Wildlife is an important food system component in certain regions, but food production systems contribute to human-wildlife conflict and can lead to disease spill-over affecting biodiversity, which can be transferred to people in the absence of effective biosecurity and other food safety interventions. In coordination with the Sustainable Wildlife Management Program and its partners, FAO will assist countries in improving wildlife conservation and food security through innovative, collaborative and scalable approaches to conserve wild animals, protect ecosystems, and improve the livelihoods of indigenous peoples and rural communities that depend on these resources. FAO’s One Health approach in planning and governance support will reduce conflicts and promote sustainable agricultural production for alternative food and income sources that reduce pressures on wildlife.

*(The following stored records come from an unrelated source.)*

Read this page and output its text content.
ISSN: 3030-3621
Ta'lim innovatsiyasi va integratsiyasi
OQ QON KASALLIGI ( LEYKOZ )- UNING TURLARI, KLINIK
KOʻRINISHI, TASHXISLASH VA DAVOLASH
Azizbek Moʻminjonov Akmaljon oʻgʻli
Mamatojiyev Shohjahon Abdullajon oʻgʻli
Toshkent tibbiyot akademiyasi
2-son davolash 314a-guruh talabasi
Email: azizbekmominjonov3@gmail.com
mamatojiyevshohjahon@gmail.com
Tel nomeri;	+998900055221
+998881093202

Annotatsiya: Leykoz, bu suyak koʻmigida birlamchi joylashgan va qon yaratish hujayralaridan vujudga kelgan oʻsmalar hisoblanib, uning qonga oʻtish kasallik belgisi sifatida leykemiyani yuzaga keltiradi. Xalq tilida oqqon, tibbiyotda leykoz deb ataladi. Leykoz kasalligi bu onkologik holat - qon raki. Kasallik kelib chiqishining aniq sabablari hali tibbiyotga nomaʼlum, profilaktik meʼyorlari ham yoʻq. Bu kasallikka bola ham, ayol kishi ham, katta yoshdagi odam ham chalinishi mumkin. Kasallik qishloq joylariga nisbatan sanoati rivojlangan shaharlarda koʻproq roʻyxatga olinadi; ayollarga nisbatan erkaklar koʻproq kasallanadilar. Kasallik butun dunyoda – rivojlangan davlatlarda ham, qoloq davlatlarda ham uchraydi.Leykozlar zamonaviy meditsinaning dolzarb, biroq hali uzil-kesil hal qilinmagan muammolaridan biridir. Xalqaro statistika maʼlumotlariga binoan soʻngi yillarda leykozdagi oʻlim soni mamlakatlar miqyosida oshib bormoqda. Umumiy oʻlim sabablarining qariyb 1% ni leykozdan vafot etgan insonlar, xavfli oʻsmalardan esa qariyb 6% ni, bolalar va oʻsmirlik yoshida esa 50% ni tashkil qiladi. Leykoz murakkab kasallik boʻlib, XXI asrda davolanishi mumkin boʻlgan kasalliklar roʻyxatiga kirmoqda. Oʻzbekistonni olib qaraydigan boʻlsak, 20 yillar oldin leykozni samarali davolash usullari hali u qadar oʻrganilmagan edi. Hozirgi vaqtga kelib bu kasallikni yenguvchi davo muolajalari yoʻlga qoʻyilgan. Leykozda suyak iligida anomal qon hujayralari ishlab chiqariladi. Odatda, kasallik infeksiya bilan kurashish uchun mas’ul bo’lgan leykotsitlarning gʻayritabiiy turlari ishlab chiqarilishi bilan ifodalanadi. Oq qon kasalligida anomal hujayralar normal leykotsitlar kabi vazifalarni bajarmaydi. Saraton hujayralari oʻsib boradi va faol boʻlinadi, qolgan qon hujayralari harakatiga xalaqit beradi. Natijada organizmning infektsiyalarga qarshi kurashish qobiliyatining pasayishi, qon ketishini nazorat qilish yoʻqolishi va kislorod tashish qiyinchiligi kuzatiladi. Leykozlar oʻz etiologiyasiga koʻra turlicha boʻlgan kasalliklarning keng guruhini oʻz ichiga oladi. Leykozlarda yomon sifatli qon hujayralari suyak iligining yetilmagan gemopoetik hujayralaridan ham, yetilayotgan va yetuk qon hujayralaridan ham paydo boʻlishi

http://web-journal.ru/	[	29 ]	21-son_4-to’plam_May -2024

Aligned with FAO’s Green Cities Initiative, FAO is working to improve the livelihoods and well-being of people living in and around cities through enhancing green spaces, urban and peri-urban agriculture and forestry, urban-rural market linkages, and access to healthy diets, contributing to climate change mitigation and resilience. FAO will expand its support to governments and communities on these critical issues in GEF-8.

CBIT was created in 2016 to strengthen the institutional and technical capacities of developing countries to meet enhanced transparency requirements in Article 13 of the Paris Agreement. Since then, FAO has been supporting 17 national projects and 48 additional countries through global CBIT projects. FAO-CBIT projects build the capacity of AFOLU sectors and non-AFOLU sectors included in the Nationally Determined Contributions (NDCs). The CBIT is a separate program from the STAR and will be one of the baseline initiatives for the Net-Zero Nature-Positive Accelerator IP. At COP26, the GEF highlighted FAO’s important CBIT work on data management and knowledge sharing among countries. 

Healthy Planet, Healthy People

At the core of the GEF-8 framework is a Healthy Planet, Healthy People approach, recognizing the interdependency of human well-being and a healthy environment. FAO’s work on zoonotic diseases (e.g. COVID-19, SARS, MERS), anti-microbial resistance, and food systems, food safety and veterinary services are essential in a Healthy Planet, Healthy People approach. FAO will assist countries in developing and delivering projects that apply this approach in each Focal Area, Integrated Program, and other GEF investments such as the Small Grants Program. FAO’s support will promote a blue and green post-COVID-19 recovery, including through One Health strategies and sustainable agricultural production, agrobiodiversity conservation and resilient food systems.


Cross-cutting themes

FAO will also assist countries in addressing seven cross-cutting GEF-8 themes through project design and resource mobilization. These themes include circular economy, Nature-based Solutions, transboundary and freshwater environmental security, gender responsive approaches, behavior change, resilience, and private sector engagement.